Risk factors for increased postoperative drainage of calcaneal fractures after open reduction and internal fixation: An observational study

    loading  Checking for direct PDF access through Ovid


Sufficient drainage is very important for preventing wound complications after open reduction and internal fixation (ORIF) of calcaneal fractures. However, the drainage amount varies among patients. The objective of this study was to identify factors associated with increased postoperative drainage after ORIF of calcaneal fractures.

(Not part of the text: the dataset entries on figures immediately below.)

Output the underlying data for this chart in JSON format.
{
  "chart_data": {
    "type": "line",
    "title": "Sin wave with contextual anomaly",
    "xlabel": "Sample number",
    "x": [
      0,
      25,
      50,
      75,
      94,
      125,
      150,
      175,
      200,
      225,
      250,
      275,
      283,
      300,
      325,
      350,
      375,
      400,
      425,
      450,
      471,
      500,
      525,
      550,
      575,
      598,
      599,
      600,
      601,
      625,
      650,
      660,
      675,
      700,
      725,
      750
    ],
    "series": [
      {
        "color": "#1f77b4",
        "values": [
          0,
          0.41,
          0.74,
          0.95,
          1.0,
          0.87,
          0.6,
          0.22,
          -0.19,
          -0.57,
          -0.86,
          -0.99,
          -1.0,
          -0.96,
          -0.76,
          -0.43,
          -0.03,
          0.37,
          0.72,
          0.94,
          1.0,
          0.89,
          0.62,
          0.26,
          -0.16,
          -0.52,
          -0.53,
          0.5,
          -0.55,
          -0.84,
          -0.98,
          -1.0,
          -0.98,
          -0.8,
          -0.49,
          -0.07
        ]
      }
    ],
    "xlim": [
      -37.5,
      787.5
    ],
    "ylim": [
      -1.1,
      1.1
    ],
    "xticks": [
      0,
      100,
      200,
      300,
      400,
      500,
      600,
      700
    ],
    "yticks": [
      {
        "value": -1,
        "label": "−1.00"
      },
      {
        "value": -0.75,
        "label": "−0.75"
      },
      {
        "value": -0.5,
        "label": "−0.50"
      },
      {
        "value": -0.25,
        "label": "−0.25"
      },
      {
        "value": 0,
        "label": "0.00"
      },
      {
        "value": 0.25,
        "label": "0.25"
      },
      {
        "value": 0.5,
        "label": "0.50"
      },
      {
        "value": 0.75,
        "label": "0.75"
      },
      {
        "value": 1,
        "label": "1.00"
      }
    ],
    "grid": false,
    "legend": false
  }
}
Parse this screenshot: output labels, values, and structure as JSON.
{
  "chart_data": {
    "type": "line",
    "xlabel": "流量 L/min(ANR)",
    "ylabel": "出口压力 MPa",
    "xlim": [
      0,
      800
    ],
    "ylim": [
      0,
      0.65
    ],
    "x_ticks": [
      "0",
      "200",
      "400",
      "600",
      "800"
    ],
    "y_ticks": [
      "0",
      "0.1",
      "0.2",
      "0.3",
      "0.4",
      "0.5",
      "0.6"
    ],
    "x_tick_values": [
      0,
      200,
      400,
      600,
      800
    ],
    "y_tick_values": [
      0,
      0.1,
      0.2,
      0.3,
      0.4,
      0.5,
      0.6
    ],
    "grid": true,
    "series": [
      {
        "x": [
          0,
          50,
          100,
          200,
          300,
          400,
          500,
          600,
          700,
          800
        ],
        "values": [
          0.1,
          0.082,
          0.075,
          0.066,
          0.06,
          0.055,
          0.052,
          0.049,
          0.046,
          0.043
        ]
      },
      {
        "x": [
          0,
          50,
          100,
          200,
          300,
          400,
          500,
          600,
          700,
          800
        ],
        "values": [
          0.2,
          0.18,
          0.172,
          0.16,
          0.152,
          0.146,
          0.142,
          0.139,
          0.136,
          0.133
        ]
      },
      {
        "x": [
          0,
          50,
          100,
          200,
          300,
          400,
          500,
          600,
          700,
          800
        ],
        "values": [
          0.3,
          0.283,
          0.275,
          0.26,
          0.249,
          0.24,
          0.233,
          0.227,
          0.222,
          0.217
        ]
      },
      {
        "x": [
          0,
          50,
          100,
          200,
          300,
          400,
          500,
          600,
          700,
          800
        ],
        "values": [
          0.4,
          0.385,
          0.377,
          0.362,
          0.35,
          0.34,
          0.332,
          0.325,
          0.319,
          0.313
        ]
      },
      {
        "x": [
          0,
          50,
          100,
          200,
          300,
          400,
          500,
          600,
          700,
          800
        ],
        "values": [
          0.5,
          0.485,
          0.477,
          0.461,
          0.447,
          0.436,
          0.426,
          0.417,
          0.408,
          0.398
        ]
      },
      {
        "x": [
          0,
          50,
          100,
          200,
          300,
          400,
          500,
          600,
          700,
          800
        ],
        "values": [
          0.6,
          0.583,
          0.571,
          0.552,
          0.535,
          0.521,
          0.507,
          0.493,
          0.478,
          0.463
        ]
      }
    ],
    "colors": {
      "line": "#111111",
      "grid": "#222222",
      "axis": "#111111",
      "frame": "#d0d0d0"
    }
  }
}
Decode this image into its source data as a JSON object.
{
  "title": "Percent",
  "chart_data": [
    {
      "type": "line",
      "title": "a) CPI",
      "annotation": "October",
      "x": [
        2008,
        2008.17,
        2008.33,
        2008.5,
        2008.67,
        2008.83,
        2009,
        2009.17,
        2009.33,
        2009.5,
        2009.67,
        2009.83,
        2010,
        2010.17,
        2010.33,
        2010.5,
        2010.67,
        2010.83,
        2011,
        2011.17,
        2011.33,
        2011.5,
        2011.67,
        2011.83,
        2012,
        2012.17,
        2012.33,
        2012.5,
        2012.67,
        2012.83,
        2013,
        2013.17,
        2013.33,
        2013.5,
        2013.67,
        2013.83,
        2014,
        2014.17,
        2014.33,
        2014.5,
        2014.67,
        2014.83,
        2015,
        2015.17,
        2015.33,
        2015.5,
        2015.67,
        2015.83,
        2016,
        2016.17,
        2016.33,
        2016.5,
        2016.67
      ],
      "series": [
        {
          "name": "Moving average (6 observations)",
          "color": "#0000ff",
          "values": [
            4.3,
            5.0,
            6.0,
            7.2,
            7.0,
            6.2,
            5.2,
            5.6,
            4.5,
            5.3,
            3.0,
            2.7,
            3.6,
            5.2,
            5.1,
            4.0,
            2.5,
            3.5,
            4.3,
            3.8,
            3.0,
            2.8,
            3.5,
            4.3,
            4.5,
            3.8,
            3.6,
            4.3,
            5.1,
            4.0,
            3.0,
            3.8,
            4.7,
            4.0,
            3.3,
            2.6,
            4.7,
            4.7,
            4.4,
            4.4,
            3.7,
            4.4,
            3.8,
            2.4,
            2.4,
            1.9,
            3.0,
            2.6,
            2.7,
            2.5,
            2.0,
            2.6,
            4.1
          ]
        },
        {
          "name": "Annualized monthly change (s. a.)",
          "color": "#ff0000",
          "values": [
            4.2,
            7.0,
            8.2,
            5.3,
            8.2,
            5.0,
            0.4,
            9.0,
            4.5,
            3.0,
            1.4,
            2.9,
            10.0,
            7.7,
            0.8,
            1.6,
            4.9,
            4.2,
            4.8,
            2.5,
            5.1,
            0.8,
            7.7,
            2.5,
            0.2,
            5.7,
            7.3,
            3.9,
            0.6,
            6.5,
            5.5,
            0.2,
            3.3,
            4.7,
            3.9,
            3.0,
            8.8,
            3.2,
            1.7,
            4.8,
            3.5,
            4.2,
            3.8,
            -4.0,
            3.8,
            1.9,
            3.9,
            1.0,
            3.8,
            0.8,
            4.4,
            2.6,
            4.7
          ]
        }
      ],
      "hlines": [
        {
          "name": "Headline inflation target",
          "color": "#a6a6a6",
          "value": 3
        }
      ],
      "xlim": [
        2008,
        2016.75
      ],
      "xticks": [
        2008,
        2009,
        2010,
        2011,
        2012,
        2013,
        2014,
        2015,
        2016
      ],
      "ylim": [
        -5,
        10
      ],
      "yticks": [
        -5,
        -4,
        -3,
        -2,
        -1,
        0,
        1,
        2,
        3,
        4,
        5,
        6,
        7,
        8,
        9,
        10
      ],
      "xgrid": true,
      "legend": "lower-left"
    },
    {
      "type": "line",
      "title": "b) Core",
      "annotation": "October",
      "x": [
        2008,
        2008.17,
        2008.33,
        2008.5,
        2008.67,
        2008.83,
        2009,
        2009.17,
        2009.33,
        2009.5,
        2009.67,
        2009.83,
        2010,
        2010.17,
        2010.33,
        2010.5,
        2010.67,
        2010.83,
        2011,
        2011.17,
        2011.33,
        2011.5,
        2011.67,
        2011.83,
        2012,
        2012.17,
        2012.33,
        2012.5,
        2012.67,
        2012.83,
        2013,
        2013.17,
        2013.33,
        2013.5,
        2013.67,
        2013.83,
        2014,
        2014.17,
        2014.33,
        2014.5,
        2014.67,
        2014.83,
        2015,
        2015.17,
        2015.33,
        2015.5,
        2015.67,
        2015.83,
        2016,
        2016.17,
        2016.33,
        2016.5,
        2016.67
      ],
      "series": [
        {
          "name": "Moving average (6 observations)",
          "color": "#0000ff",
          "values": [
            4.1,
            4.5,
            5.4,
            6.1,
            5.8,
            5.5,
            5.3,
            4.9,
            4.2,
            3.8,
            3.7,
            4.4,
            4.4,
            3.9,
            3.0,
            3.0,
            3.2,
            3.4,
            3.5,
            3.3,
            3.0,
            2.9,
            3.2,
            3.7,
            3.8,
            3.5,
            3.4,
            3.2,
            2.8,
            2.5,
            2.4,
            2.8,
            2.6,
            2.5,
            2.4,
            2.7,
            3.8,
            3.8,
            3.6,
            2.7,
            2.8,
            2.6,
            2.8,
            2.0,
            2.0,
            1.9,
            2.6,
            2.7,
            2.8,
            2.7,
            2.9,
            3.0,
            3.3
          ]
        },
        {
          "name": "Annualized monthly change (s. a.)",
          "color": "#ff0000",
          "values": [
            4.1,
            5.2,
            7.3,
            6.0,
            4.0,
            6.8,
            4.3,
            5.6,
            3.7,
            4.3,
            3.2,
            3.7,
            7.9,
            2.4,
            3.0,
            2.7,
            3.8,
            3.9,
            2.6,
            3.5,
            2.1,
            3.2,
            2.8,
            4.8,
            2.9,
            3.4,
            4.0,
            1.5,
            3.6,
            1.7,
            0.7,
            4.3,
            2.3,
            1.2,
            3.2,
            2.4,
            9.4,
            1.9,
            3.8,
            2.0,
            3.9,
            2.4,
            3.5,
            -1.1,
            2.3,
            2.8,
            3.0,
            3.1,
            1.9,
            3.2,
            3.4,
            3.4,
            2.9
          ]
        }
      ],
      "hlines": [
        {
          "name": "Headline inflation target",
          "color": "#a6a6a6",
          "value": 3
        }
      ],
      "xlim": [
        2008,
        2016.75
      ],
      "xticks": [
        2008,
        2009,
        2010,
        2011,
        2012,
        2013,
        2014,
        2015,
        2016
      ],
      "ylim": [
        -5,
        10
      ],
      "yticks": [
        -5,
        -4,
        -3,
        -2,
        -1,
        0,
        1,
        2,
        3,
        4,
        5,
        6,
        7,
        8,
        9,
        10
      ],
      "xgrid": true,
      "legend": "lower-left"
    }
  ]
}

A retrospective study including 87 patients with 92 calcaneal fractures in our hospital was performed. Patients were divided into 2 groups based on whether they had increased drainage, which was defined as a total drainage of ≥340 mL (50th percentile). We gathered the following data on each patient: age; sex; smoking history; body mass index (BMI); American Society of Anesthesiologists (ASA) classification; fracture type; the time from injury to surgery; operative time; bone grafting; preoperative labs including prothrombin time (PT), activated partial thromboplastin time (APTT), hematocrit, and D-dimer level; and histories for hypertension, diabetes, and heart disease. Univariate analysis and multivariate logistic regression analysis were used to analyze the risk factors associated with increased drainage.

Total drainage ranged from 105 to 1185 mL, and the average drainage for this cohort was 393.6 ± 232.4 mL (mean ± standard deviation). 57.6% (n = 53) of patients had increased drainage. Smoking history, Sanders type, operative time, and bone grafting were significantly associated with increased drainage on univariate analysis. Multivariate logistic regression analysis then demonstrated that active smoking and higher Sanders type were independent risk factors for increased drainage.

Patients with calcaneal fractures who smoked or had a higher level of Sanders type had a higher risk of increased postoperative drainage. Therefore, we suggest that active precautions be taken for these patients to reduce the rate of postoperative wound complications.